Es wird dann natürlich gesagt, ja, ein Cyberangriff oder eine Umweltkatastrophe oder etwas Ähnliches. Oder ein Krieg. Aber in Verbindung mit Ruttes Mitteilung bringt es einen natürlich zum Nachdenken: Was kommt da auf uns zu?
Danach ist, wie Sie wissen, eine sehr starke Bewegung in Europa entstanden, um sich zu stärken gegen – ja, gegen wen eigentlich? Ich glaube, es wird über Russland gesprochen. Dass wir davor Angst haben sollten. Und dann bekomme ich dieselben merkwürdigen Gefühle, die ich auch zu Beginn der Corona-Zeit hatte. Gefühle sind oft rein subjektiv. Das weiß ich. Ich habe ein kleines Buch geschrieben, das *Lernen zu fühlen* heißt. Und es handelt nicht davon, dass man so viel wie möglich fühlen soll, sondern dass man sich bewusst wird, was man alles fühlt. Und dass man sich auch bewusst wird, dass man die Wahrheit fühlen kann. Und ich glaube, ich darf sagen, dass ich davon etwas verstehe.
Und wenn ich das also erlebe – und das fühlt man natürlich, denn es erzeugt doch eine gewisse Spannung in einem, wenn plötzlich Europa bedroht zu sein scheint – dann fühlt man dabei allerlei. Das naheliegendste Gefühl ist Angst. Aber das sind diese Gefühle, die mehr aus dem Subjekt kommen und mit der Wahrheit nicht viel zu tun haben.
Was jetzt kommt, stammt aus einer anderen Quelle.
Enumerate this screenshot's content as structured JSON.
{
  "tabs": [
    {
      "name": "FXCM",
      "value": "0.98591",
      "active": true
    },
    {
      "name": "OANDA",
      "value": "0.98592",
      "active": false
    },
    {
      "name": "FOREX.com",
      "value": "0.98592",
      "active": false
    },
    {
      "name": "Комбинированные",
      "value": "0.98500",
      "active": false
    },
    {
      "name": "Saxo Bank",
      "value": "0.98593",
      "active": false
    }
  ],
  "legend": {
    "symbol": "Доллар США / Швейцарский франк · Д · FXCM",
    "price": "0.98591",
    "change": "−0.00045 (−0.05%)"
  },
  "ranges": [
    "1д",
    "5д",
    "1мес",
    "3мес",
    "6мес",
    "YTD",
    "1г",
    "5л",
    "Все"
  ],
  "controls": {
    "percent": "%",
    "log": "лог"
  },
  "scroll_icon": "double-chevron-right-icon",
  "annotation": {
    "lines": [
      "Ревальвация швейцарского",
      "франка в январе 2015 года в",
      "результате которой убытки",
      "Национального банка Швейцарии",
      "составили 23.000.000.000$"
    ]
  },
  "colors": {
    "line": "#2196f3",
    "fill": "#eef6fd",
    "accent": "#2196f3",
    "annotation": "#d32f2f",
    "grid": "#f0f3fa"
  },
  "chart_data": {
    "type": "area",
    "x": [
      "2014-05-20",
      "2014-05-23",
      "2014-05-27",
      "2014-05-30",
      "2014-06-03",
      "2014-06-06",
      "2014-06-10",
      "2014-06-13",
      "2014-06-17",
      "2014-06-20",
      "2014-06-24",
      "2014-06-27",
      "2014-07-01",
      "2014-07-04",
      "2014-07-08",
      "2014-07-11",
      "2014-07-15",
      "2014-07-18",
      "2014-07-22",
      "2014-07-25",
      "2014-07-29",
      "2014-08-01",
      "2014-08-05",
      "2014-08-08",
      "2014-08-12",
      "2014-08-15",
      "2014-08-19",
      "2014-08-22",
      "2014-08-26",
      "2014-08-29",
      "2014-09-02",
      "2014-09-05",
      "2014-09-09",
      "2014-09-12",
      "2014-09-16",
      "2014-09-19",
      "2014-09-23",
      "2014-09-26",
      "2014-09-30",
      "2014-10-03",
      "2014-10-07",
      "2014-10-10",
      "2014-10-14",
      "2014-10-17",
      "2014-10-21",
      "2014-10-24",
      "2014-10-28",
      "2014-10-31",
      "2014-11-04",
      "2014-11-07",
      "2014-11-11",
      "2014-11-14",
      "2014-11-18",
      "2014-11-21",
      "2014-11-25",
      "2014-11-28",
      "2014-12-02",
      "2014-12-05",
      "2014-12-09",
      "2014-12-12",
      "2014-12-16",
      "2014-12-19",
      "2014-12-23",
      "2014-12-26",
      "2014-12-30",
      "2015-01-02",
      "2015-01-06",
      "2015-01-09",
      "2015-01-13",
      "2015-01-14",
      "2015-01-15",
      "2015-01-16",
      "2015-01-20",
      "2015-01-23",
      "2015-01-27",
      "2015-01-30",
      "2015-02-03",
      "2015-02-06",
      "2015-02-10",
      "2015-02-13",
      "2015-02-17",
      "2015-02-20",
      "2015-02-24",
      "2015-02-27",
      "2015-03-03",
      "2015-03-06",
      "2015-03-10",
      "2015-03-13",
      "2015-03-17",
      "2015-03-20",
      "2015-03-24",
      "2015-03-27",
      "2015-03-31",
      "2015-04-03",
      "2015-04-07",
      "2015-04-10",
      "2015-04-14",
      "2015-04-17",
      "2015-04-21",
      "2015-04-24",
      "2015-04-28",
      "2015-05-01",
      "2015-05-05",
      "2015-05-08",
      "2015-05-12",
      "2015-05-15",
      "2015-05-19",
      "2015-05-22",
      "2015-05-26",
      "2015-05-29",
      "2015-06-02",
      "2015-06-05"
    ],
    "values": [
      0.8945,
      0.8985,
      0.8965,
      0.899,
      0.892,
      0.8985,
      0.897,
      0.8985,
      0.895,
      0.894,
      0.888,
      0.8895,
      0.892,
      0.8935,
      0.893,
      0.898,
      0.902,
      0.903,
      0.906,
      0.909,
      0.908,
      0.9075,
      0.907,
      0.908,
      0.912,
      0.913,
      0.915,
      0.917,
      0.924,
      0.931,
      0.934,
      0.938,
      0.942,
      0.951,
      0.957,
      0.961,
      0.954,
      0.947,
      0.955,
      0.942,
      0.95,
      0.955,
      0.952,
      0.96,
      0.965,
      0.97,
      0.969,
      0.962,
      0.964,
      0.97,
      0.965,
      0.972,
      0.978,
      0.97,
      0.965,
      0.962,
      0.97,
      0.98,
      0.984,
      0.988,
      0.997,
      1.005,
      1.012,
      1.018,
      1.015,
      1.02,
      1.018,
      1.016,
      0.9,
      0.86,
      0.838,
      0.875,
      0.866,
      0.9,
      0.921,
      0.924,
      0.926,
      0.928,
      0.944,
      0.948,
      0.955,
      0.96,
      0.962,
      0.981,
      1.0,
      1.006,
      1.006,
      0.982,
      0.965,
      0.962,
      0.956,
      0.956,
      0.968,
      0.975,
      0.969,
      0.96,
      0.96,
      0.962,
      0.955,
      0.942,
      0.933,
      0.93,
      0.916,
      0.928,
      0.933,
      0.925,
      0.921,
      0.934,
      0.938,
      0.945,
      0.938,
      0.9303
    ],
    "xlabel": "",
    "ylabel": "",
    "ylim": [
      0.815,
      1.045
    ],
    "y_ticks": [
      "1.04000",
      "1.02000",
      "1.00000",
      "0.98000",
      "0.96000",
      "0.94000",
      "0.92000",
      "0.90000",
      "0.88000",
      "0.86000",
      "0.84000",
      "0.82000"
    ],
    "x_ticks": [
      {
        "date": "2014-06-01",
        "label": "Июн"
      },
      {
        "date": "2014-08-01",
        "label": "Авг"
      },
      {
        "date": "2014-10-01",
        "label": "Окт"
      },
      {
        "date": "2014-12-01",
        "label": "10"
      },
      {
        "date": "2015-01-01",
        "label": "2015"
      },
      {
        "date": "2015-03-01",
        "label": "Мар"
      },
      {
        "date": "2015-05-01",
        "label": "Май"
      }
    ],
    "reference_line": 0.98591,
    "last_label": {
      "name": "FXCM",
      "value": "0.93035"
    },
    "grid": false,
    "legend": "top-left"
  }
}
Was die Wahrheitsgefühle betrifft, muss ich sagen, dass ich in diesem Fall einen völlig abstrakten Eindruck bekomme. So wie es zu Beginn von Corona auch war. Dass man am anderen Ende der Welt eine Epidemie hat und man mehr oder weniger gezwungen wird, Angst zu haben, dass diese Epidemie auch hierherkommt. Und dann kommt sie auch hierher. Und das, wovor man Angst gemacht wurde – wenn ich das so sagen darf – das passiert dann auch tatsächlich.
Und das gibt jetzt kein besonders gutes Gefühl. Denn man bekommt jetzt das Gefühl: Ja, das ist auch abstrakt. Es wird für etwas Stimmung gemacht, und man hat den Eindruck, dass das, wofür Stimmung gemacht wird, abstrakt erdacht ist.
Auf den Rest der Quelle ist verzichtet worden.